Мне же крепко повезло в 1932 году. Понимая и любя условный театр, я не выношу условностей, так сказать, вынужденных — тех, о которых речь шла выше. Но когда я начал посещать Большой театр (назовем так звучно «протырку»), на сцене появлялся настоящий обворожительный герцог Мантуанский, настоящий Альмавива, настоящий Альфред, настоящий Рудольф, настоящий Ленский — начинался триумфальный путь Лемешева.
Здесь по справедливости следует сделать одно отступление. В очерке-рассказе «Золотое зерно», опубликованном «Нашим современником», Владимир Солоухин пишет: «После Собинова, о котором мы уже не стесняемся говорить — великий, у нас два тенора выходят из ряда так решительно и далеко, что другие, тоже замечательные тенора остаются все же внизу и сзади. Если время в течение ближайших лет не произведет какого-нибудь уникума, который затмит все и вся, то эти певцы — Лемешев и Козловский — так и будут представляться нам среброголовыми великаньими вершинами в ряду пусть высоких, но не достигающих все же оледенелой, незыблемой славы гор».
Когда Лемешев пришел в Большой театр, там царил Иван Семенович Козловский. В своей прекрасной автобиографической книге Лемешев пишет о том глубоком уважении и восхищении, которые всегда испытывал к старшему товарищу по сцене, — разница в годах была невелика, но Козловский много раньше пришел в Большой театр и уже завоевал широчайшее признание. С приходом Лемешева началось двоевластие. Они очень разные во всем, эти два замечательных певца. Козловский, обладатель большого голоса, который он умел тщательно беречь, великолепно поставленного дыхания, гарантирующего непомерные верха, похоже, не стремился (за одним-единственным исключением, о котором — чуть ниже) к созданию сценического образа.
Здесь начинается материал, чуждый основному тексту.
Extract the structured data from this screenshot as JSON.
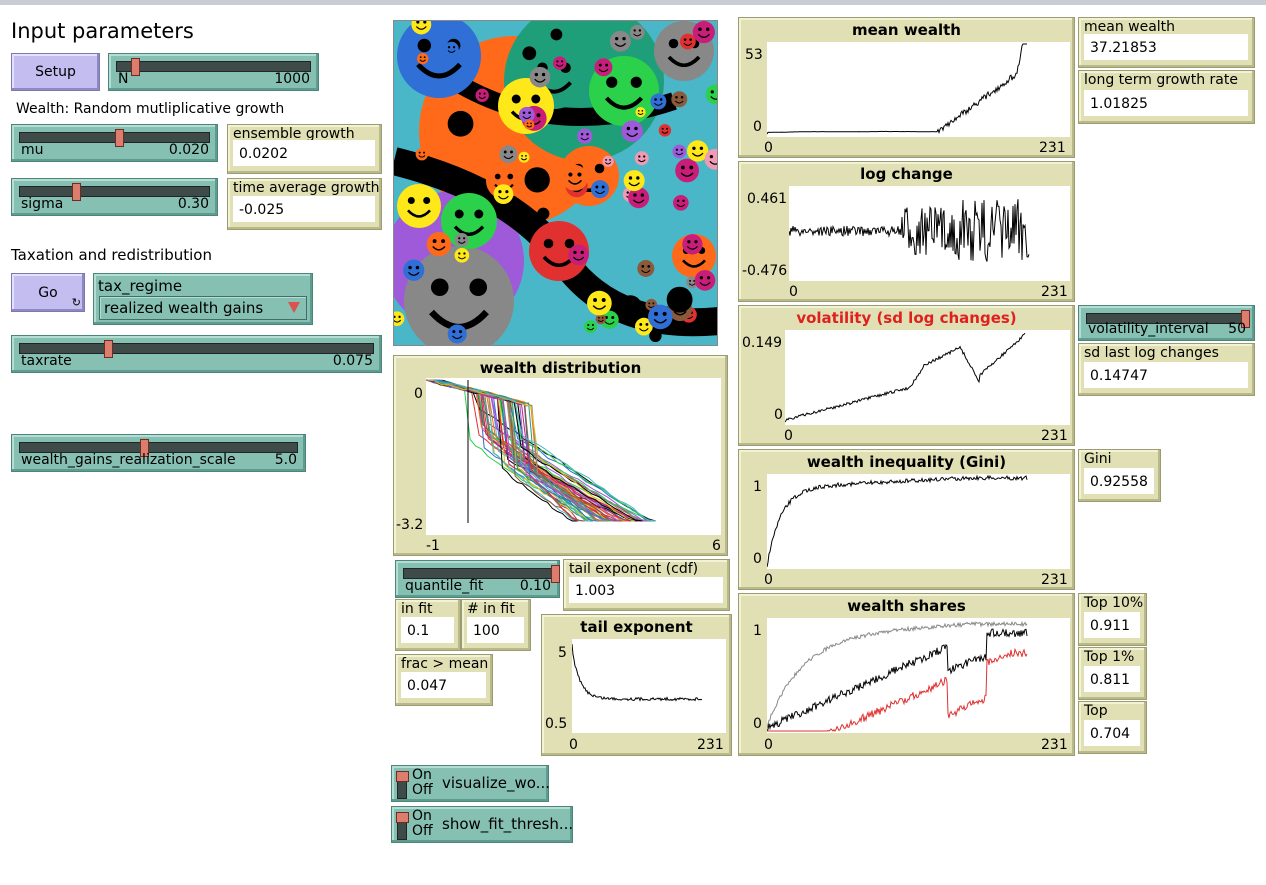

Он всегда оставался Иваном Семеновичем Козловским — голос был прекрасен сам по себе, и артист не слишком заботился о музыкальной характеристике персонажа: лилось расплавленное серебро, а из чьей груди — Альфреда, Рудольфа, Синодала — какая разница? Порой казалось, что он и вообще всех их презирает. Но было одно исключение — до слез пронзительный образ Юродивого («Борис Годунов»), с закатившимися, полубезумными глазами, с доброй, расслабленной и страшной, как рок, улыбкой: Николка в железной шапке, у которого отняли копеечку, бросает царю Борису в глаза ужасную правду, а затем его потрясающий стон вплетается в голос народной боли. Этот образ был органически близок Козловскому, человеку Божьему, — его хлебом не корми, дай попеть в храме, полюбоваться иконой древнего письма, с другой стороны, заковыристому, шутейному — он обожает двусмысленность капустников, розыгрыши, маскарады, всякую затейщину, и наконец, чрезвычайно приверженному русской истории, культуре, искусству. И наверное, изящные герои Верди, Пуччини, Гуно не слишком вдохновляли его в плане драматическом, достаточно того, что он уделял им свой чарующий голос… Очень сильная индивидуальность, он не считал нужным подчинять себя тому, что не вызывало у него такого мощного ответного движения, как уникальный образ Юродивого. Ему он откликнулся всей своей глубинной сутью, а лирическим красавцам — нет. Он был великолепным Лоэнгрином, чему способствовала статуарность неземного образа посланца святого Грааля. Талант Козловского не столько лирического, сколько эпического плана.
Мягкая, податливая, не склонная к постоянному самоутверждению натура Лемешева и большой драматический дар позволяли ему легко и радостно перевоплощаться в самых разных героев: от романтического Дубровского до смешного поповича Афанасия Ивановича в «Сорочинской ярмарке». Он любил и умел играть, недаром уже в старости с огромным успехом выступил в роли царя Берендея, но не в опере, как прежде, а как драматический актер в пьесе-сказке Островского.
Остановлюсь на таком запетом, выхолощенном всеми тенорами образе, как легкомысленный и жестокий герцог Мантуанский (кстати, побывав недавно в Мантуе, я узнал, что там правил знаменитый в итальянской истории род Гонзага). Я не принадлежу к тем, кто считает, что опера Верди опошлила «гениальную» пьесу Виктора Гюго «Король забавляется». У Гюго Франциск I (галантный, но в государственных делах весьма серьезный и деятельный монарх) и умный шут Трибуле так же неисторичны, как вымышленный герцог Мантуанский и горбач Риголетто. Но у Верди вместо трескучей высокопарности звучит мелодичнейшая музыка, а само мелодраматическое действо — я понял это через Лемешева — нашло более точное воплощение, нежели у необузданного французского романтика.